Gold in USD, Fall of USSR – present

 (Source: Bloomberg Finance, LP)

Saudi Arabia, not a particular fan of the current Presidential administration, has indicated that it will invest billions of dollars into its expanding gold sector over the remainder of this decade. India recently launched an international gold bullion exchange. The imposition of (almost) unprecedented non-pharmaceutical interventions in early 2020 saw the price of gold rise to record highs. At the end of last year, central banks were buying gold at the fastest rate since 1967. As of May, 70 percent of central banks indicated believing that gold reserves would increase over the next year. Experimentation with using gold alongside dollars, and as money, including in some innovative, familiar formats here in the US, has been growing in just the last few years.

Specific details on the proposed currency union have not yet been released. They may not yet exist outside the minds of their promoters. Suffice to say that drawing scores of nations together from different continents and cultures, with different histories and remarkably diverse resource endowments will be a heavy lift, organizationally speaking.

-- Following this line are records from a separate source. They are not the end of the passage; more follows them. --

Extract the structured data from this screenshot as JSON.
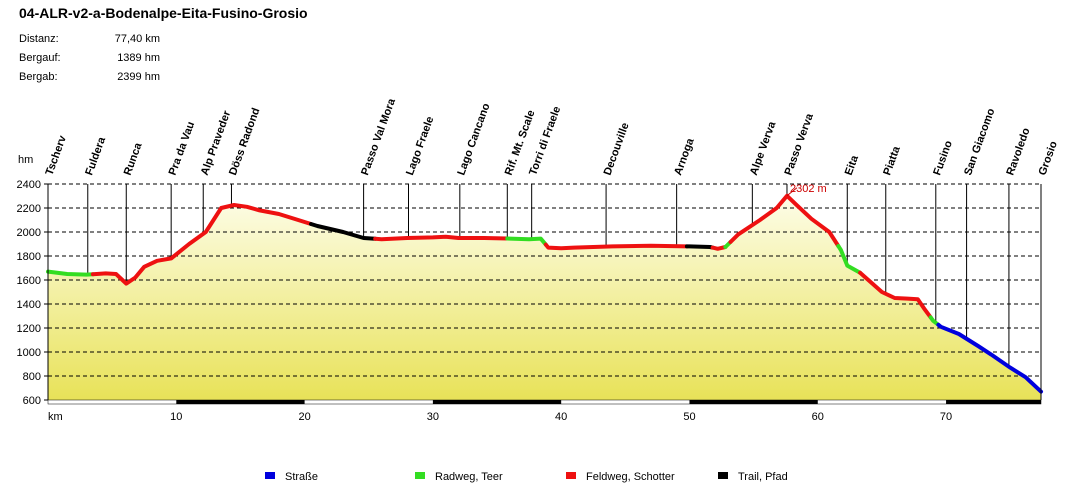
{
  "chart_data": {
    "type": "area",
    "title": "04-ALR-v2-a-Bodenalpe-Eita-Fusino-Grosio",
    "stats": [
      {
        "label": "Distanz:",
        "value": "77,40 km"
      },
      {
        "label": "Bergauf:",
        "value": "1389 hm"
      },
      {
        "label": "Bergab:",
        "value": "2399 hm"
      }
    ],
    "ylabel": "hm",
    "xlabel": "km",
    "xlim": [
      0,
      77.4
    ],
    "ylim": [
      600,
      2400
    ],
    "yticks": [
      600,
      800,
      1000,
      1200,
      1400,
      1600,
      1800,
      2000,
      2200,
      2400
    ],
    "xticks": [
      10,
      20,
      30,
      40,
      50,
      60,
      70
    ],
    "profile": [
      [
        0,
        1670
      ],
      [
        1.5,
        1650
      ],
      [
        3,
        1645
      ],
      [
        4.5,
        1655
      ],
      [
        5.3,
        1650
      ],
      [
        6.1,
        1570
      ],
      [
        6.8,
        1620
      ],
      [
        7.5,
        1710
      ],
      [
        8.5,
        1760
      ],
      [
        9.6,
        1780
      ],
      [
        11,
        1900
      ],
      [
        12.3,
        2000
      ],
      [
        13.5,
        2200
      ],
      [
        14.5,
        2225
      ],
      [
        15.5,
        2210
      ],
      [
        16.5,
        2180
      ],
      [
        18,
        2150
      ],
      [
        19.5,
        2100
      ],
      [
        21,
        2050
      ],
      [
        23,
        2000
      ],
      [
        24.6,
        1950
      ],
      [
        26,
        1940
      ],
      [
        28,
        1950
      ],
      [
        30,
        1955
      ],
      [
        31,
        1960
      ],
      [
        32,
        1950
      ],
      [
        34,
        1950
      ],
      [
        36,
        1945
      ],
      [
        37.5,
        1940
      ],
      [
        38.4,
        1945
      ],
      [
        39,
        1870
      ],
      [
        40,
        1865
      ],
      [
        41,
        1870
      ],
      [
        44,
        1880
      ],
      [
        47,
        1885
      ],
      [
        50,
        1880
      ],
      [
        51.6,
        1875
      ],
      [
        52.2,
        1860
      ],
      [
        52.8,
        1875
      ],
      [
        53.8,
        1980
      ],
      [
        55.5,
        2100
      ],
      [
        56.8,
        2200
      ],
      [
        57.6,
        2302
      ],
      [
        58.3,
        2230
      ],
      [
        59.5,
        2110
      ],
      [
        60.9,
        2000
      ],
      [
        61.8,
        1850
      ],
      [
        62.3,
        1720
      ],
      [
        63.3,
        1660
      ],
      [
        65,
        1500
      ],
      [
        66,
        1450
      ],
      [
        67,
        1445
      ],
      [
        67.8,
        1440
      ],
      [
        68.3,
        1360
      ],
      [
        69,
        1260
      ],
      [
        69.6,
        1210
      ],
      [
        71,
        1150
      ],
      [
        72.5,
        1050
      ],
      [
        73.5,
        980
      ],
      [
        75,
        870
      ],
      [
        76.2,
        790
      ],
      [
        77.4,
        670
      ]
    ],
    "surface_segments": [
      {
        "from": 0,
        "to": 3.5,
        "type": "Radweg, Teer"
      },
      {
        "from": 3.5,
        "to": 20.5,
        "type": "Feldweg, Schotter"
      },
      {
        "from": 20.5,
        "to": 25.5,
        "type": "Trail, Pfad"
      },
      {
        "from": 25.5,
        "to": 35.8,
        "type": "Feldweg, Schotter"
      },
      {
        "from": 35.8,
        "to": 38.8,
        "type": "Radweg, Teer"
      },
      {
        "from": 38.8,
        "to": 49.8,
        "type": "Feldweg, Schotter"
      },
      {
        "from": 49.8,
        "to": 51.8,
        "type": "Trail, Pfad"
      },
      {
        "from": 51.8,
        "to": 52.8,
        "type": "Feldweg, Schotter"
      },
      {
        "from": 52.8,
        "to": 53.2,
        "type": "Radweg, Teer"
      },
      {
        "from": 53.2,
        "to": 61.6,
        "type": "Feldweg, Schotter"
      },
      {
        "from": 61.6,
        "to": 63.3,
        "type": "Radweg, Teer"
      },
      {
        "from": 63.3,
        "to": 68.8,
        "type": "Feldweg, Schotter"
      },
      {
        "from": 68.8,
        "to": 69.4,
        "type": "Radweg, Teer"
      },
      {
        "from": 69.4,
        "to": 77.4,
        "type": "Straße"
      }
    ],
    "waypoints": [
      {
        "name": "Tscherv",
        "km": 0
      },
      {
        "name": "Fuldera",
        "km": 3.1
      },
      {
        "name": "Runca",
        "km": 6.1
      },
      {
        "name": "Pra da Vau",
        "km": 9.6
      },
      {
        "name": "Alp Praveder",
        "km": 12.1
      },
      {
        "name": "Döss Radond",
        "km": 14.3
      },
      {
        "name": "Passo Val Mora",
        "km": 24.6
      },
      {
        "name": "Lago Fraele",
        "km": 28.1
      },
      {
        "name": "Lago Cancano",
        "km": 32.1
      },
      {
        "name": "Rif. Mt. Scale",
        "km": 35.8
      },
      {
        "name": "Torri di Fraele",
        "km": 37.7
      },
      {
        "name": "Decouville",
        "km": 43.5
      },
      {
        "name": "Arnoga",
        "km": 49.0
      },
      {
        "name": "Alpe Verva",
        "km": 54.9
      },
      {
        "name": "Passo Verva",
        "km": 57.6
      },
      {
        "name": "Eita",
        "km": 62.3
      },
      {
        "name": "Piatta",
        "km": 65.3
      },
      {
        "name": "Fusino",
        "km": 69.2
      },
      {
        "name": "San Giacomo",
        "km": 71.6
      },
      {
        "name": "Ravoledo",
        "km": 74.9
      },
      {
        "name": "Grosio",
        "km": 77.4
      }
    ],
    "peak_label": "2302 m",
    "peak_km": 57.6,
    "legend": [
      {
        "label": "Straße",
        "type": "Straße"
      },
      {
        "label": "Radweg, Teer",
        "type": "Radweg, Teer"
      },
      {
        "label": "Feldweg, Schotter",
        "type": "Feldweg, Schotter"
      },
      {
        "label": "Trail, Pfad",
        "type": "Trail, Pfad"
      }
    ],
    "colors": {
      "Straße": "#0000dd",
      "Radweg, Teer": "#33dd22",
      "Feldweg, Schotter": "#ee1111",
      "Trail, Pfad": "#000000",
      "fill_top": "#fdfde8",
      "fill_bottom": "#e8e258",
      "peak_label": "#cc0000"
    }
  }
}
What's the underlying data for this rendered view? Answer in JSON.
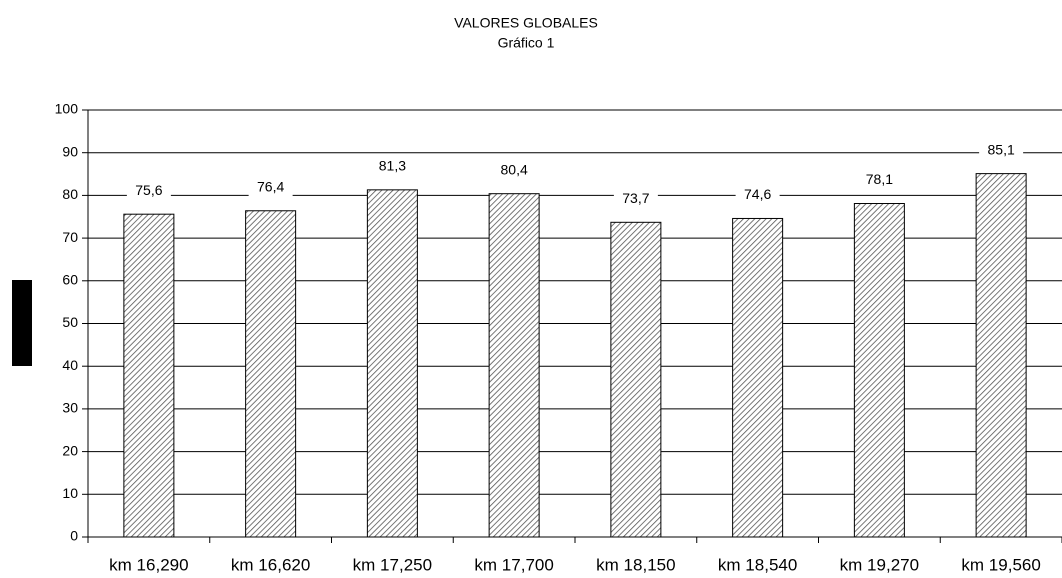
{
  "chart_data": {
    "type": "bar",
    "title": "VALORES GLOBALES",
    "subtitle": "Gráfico 1",
    "categories": [
      "km 16,290",
      "km 16,620",
      "km 17,250",
      "km 17,700",
      "km 18,150",
      "km 18,540",
      "km 19,270",
      "km 19,560"
    ],
    "values": [
      75.6,
      76.4,
      81.3,
      80.4,
      73.7,
      74.6,
      78.1,
      85.1
    ],
    "value_labels": [
      "75,6",
      "76,4",
      "81,3",
      "80,4",
      "73,7",
      "74,6",
      "78,1",
      "85,1"
    ],
    "color": "#555555",
    "ylim": [
      0,
      100
    ],
    "yticks": [
      0,
      10,
      20,
      30,
      40,
      50,
      60,
      70,
      80,
      90,
      100
    ],
    "grid": true
  }
}
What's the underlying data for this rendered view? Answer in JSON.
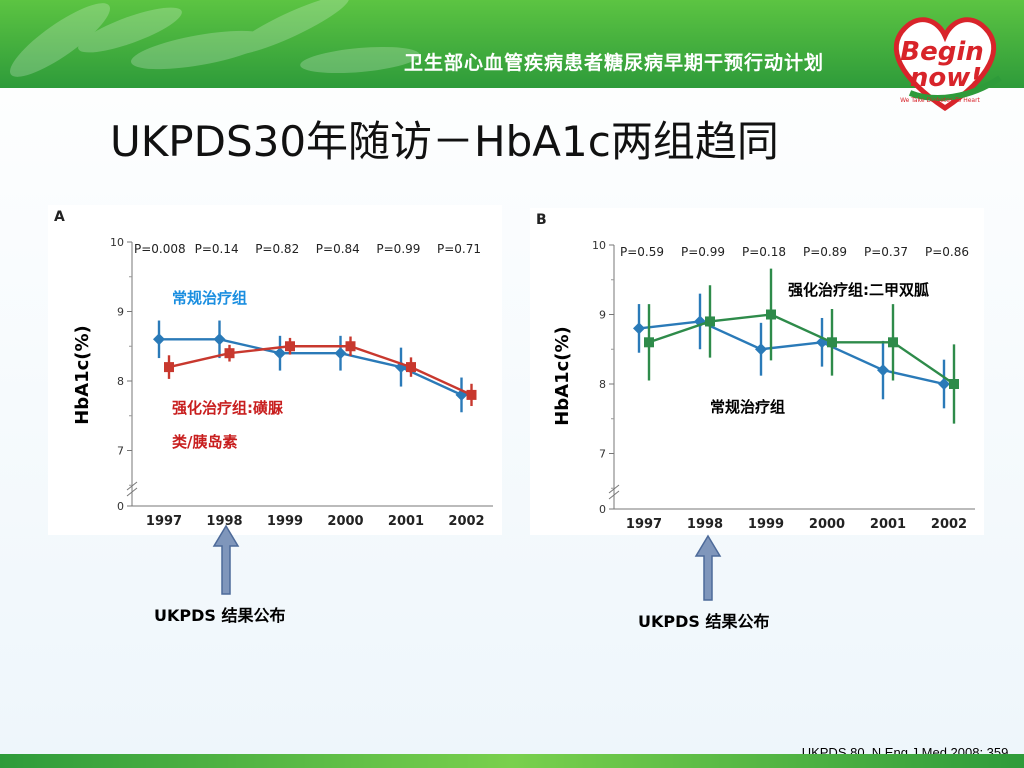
{
  "header": {
    "banner_title": "卫生部心血管疾病患者糖尿病早期干预行动计划",
    "logo_text_1": "Begin",
    "logo_text_2": "now!",
    "logo_tagline": "We Take Diabetes To Heart"
  },
  "slide_title": "UKPDS30年随访－HbA1c两组趋同",
  "colors": {
    "conventional_A": "#2a7ab8",
    "intensive_A": "#c8382e",
    "conventional_B": "#2a7ab8",
    "intensive_B": "#2e8b4a",
    "label_blue": "#1a8ee0",
    "label_red": "#c81e1e"
  },
  "chart_data": [
    {
      "type": "line",
      "panel_label": "A",
      "ylabel": "HbA1c(%)",
      "x": [
        "1997",
        "1998",
        "1999",
        "2000",
        "2001",
        "2002"
      ],
      "yticks": [
        "0",
        "7",
        "8",
        "9",
        "10"
      ],
      "p_values": [
        "P=0.008",
        "P=0.14",
        "P=0.82",
        "P=0.84",
        "P=0.99",
        "P=0.71"
      ],
      "series": [
        {
          "name": "常规治疗组",
          "values": [
            8.6,
            8.6,
            8.4,
            8.4,
            8.2,
            7.8
          ],
          "err": [
            0.27,
            0.27,
            0.25,
            0.25,
            0.28,
            0.25
          ]
        },
        {
          "name": "强化治疗组:磺脲类/胰岛素",
          "values": [
            8.2,
            8.4,
            8.5,
            8.5,
            8.2,
            7.8
          ],
          "err": [
            0.17,
            0.12,
            0.12,
            0.14,
            0.14,
            0.16
          ]
        }
      ],
      "series_label_lines": [
        "常规治疗组",
        "强化治疗组:磺脲",
        "类/胰岛素"
      ]
    },
    {
      "type": "line",
      "panel_label": "B",
      "ylabel": "HbA1c(%)",
      "x": [
        "1997",
        "1998",
        "1999",
        "2000",
        "2001",
        "2002"
      ],
      "yticks": [
        "0",
        "7",
        "8",
        "9",
        "10"
      ],
      "p_values": [
        "P=0.59",
        "P=0.99",
        "P=0.18",
        "P=0.89",
        "P=0.37",
        "P=0.86"
      ],
      "series": [
        {
          "name": "常规治疗组",
          "values": [
            8.8,
            8.9,
            8.5,
            8.6,
            8.2,
            8.0
          ],
          "err": [
            0.35,
            0.4,
            0.38,
            0.35,
            0.42,
            0.35
          ]
        },
        {
          "name": "强化治疗组:二甲双胍",
          "values": [
            8.6,
            8.9,
            9.0,
            8.6,
            8.6,
            8.0
          ],
          "err": [
            0.55,
            0.52,
            0.66,
            0.48,
            0.55,
            0.57
          ]
        }
      ]
    }
  ],
  "arrow_captions": [
    "UKPDS 结果公布",
    "UKPDS 结果公布"
  ],
  "reference": "UKPDS 80. N Eng J Med 2008; 359."
}
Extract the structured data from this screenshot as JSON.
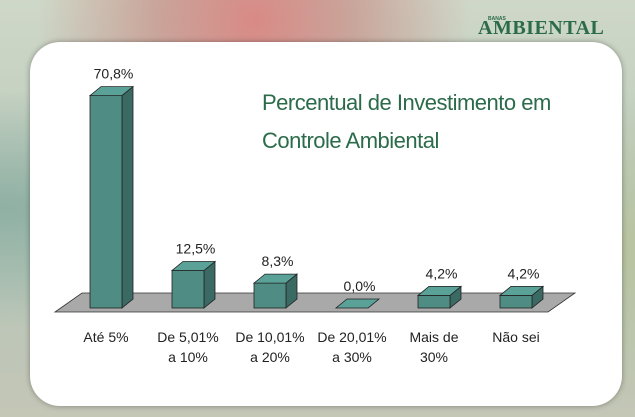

Smaller members are likely to find their interests marginalized, with the resulting dynamic closer to what’s seen in the United Nations than, say, OPEC. And few of the proposed members have confidence-inspiring track records where property rights are concerned.    

The form and function of the BRICS+ financial institution, if any is indeed forthcoming, is of secondary importance. What matters is that the slow creep of de-dollarization is, on its flip side, an inexorable push toward the re-monetization of gold. And whether that means sound money through innovation or pressuring global central banks to reform their practices, those outcomes are welcome to say the least.